What it does
Purifies water using the sun’s heat and solar power, outperforming traditional solar stills. By separating the evaporation and condensation chambers, it creates ideal conditions for each process, making water production faster, more efficient, and sustainable.
Your inspiration
Growing up in Africa, I witnessed a daily struggle that many take for granted: access to clean drinking water. My community relied on purchasing water, a costly and unsustainable solution. After moving to the UK, I knew I wanted to use my knowledge to give back. While studying thermodynamics, I stumbled upon a powerful insight: water boils at a lower temperature under reduced pressure. Combine this with the intense African sun, and suddenly, the solution became clear. By optimising evaporation and condensation conditions, we could design a solar-powered water purification system that’s both efficient and accessible.
How it works
Evaporation Chamber Mist Generation: Water is atomised into fine mist droplets.
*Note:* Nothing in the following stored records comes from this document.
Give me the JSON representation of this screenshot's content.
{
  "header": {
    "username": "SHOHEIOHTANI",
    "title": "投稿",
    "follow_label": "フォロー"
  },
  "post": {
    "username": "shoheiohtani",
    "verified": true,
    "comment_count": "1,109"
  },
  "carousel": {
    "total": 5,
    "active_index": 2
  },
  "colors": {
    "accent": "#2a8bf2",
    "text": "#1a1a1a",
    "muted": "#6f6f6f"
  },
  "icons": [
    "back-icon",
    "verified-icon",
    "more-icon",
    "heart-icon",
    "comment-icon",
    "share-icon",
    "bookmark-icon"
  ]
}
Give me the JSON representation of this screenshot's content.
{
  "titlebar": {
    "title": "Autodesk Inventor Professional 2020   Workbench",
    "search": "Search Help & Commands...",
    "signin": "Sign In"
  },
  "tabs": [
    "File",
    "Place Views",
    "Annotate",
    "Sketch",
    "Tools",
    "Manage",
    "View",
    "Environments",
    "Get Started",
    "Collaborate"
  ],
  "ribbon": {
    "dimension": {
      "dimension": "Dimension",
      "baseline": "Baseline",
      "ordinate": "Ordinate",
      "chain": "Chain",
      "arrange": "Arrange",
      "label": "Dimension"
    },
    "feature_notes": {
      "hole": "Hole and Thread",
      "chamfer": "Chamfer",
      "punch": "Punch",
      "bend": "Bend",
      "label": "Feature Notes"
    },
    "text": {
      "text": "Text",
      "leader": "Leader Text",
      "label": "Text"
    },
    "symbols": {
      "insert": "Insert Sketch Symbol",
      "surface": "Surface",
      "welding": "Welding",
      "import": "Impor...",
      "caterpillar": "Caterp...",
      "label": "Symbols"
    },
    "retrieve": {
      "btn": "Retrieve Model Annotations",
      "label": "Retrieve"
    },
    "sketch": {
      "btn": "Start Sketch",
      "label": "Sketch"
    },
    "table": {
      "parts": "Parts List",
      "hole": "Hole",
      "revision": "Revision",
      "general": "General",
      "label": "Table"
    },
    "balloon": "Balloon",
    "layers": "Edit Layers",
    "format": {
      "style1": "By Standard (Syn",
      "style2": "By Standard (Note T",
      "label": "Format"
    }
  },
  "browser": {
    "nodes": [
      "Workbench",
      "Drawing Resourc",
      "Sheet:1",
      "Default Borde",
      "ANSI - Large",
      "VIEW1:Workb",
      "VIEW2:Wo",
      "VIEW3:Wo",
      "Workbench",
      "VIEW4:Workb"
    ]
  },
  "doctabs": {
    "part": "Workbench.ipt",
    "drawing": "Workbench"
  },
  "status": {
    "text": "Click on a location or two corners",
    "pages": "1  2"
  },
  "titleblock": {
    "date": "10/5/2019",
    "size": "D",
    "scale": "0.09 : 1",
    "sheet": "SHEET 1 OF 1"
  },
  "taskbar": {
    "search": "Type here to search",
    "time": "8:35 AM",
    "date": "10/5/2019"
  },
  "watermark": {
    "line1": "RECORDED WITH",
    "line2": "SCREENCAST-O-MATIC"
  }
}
Solar Heating: Transparent top + black aluminium sheets create a greenhouse effect. Insulated walls minimise heat loss. Piston Mechanism: Moves forward to push mist/steam, creating a partial vacuum behind it (lowers evaporation temp). Acts as a one-way valve (allows air intake on the return stroke but blocks forward leaks). Pressure release valves are used to maintain chambers to a set pressure by bringing closer to atmospheric pressure Hydrophobic Membrane: Blocks liquid mist but permits steam passage into the condensation chamber. Automated Gate Valve: Opens only during steam transfer to maintain the pressure differential. Condensation Chamber Cooling Design: Shaded by a reflective mirror to avoid solar heating. A copper layer with an air gap acts as a heat sink for rapid steam condensation. Freshwater Collection: Condensed water drips down from the mesh of nets for storage.
Design process
After exploring water purification methods, I discovered reverse osmosis and distillation and stumbled upon ultrasonic mistifiers. I considered using the mistifier to separate salt from water droplets by separating droplets with no salt from those with salt by means of a centrifuge or charge attractor, but research showed that the salt-free droplets were insufficient for reasonable water gain. Then I refocused on solar stills and realised they are inefficient because evaporation and condensation need different conditions, yet most systems combine both in one chamber. So, I designed 2 chambers, insulated from each other, to optimise each process. Using a mistifier increases the water surface area, speeding evaporation, and with the evaporation chamber at low pressure, while the condensation chamber is at high pressure. Initially, I planned modular cubes so you could change different materials for each side to experiment and play with them like in Minecraft, but switched to a single cylindrical block for better strength and flow efficiency. I think of my final design as a blueprint; further testing is required to finalise the design in practice, but in theory, everything is complete, just like those internal combustion engine videos.
How it is different
Most solar-powered purifiers suffer from slow speeds and inefficiency because they evaporate and condense water in the same environment, requiring large setups and prolonged exposure to heat. By separating evaporation and condensation into distinct environments, we unlock faster, more efficient purification in a compact, scalable device. Unlike traditional methods, we rapidly evaporate water at low pressure, then immediately condense it in a separate chamber, dramatically speeding up the process. A lightweight, low-energy piston system actively controls pressure, optimising evaporation without relying solely on solar heat (though solar can still power it). Small enough for household use, but easily scaled for larger applications, with no complex filters or high-maintenance parts. Highly sustainable due to solar power and no one-time use components
Future plans
I would like to build a small working model, then optimise the pressure and piston speed (variation) for maximum output for minimum energy. Improve the piston to remove rubbish and salts left after evaporation, and have the piston and gate powered mechanically by one motor. Afterwards, I would love to design a larger modular version for communities, adaptable to solar, waste heat, and mechanical power. Then give out multiple prototypes to test real-world usability to get feedback on design iterations.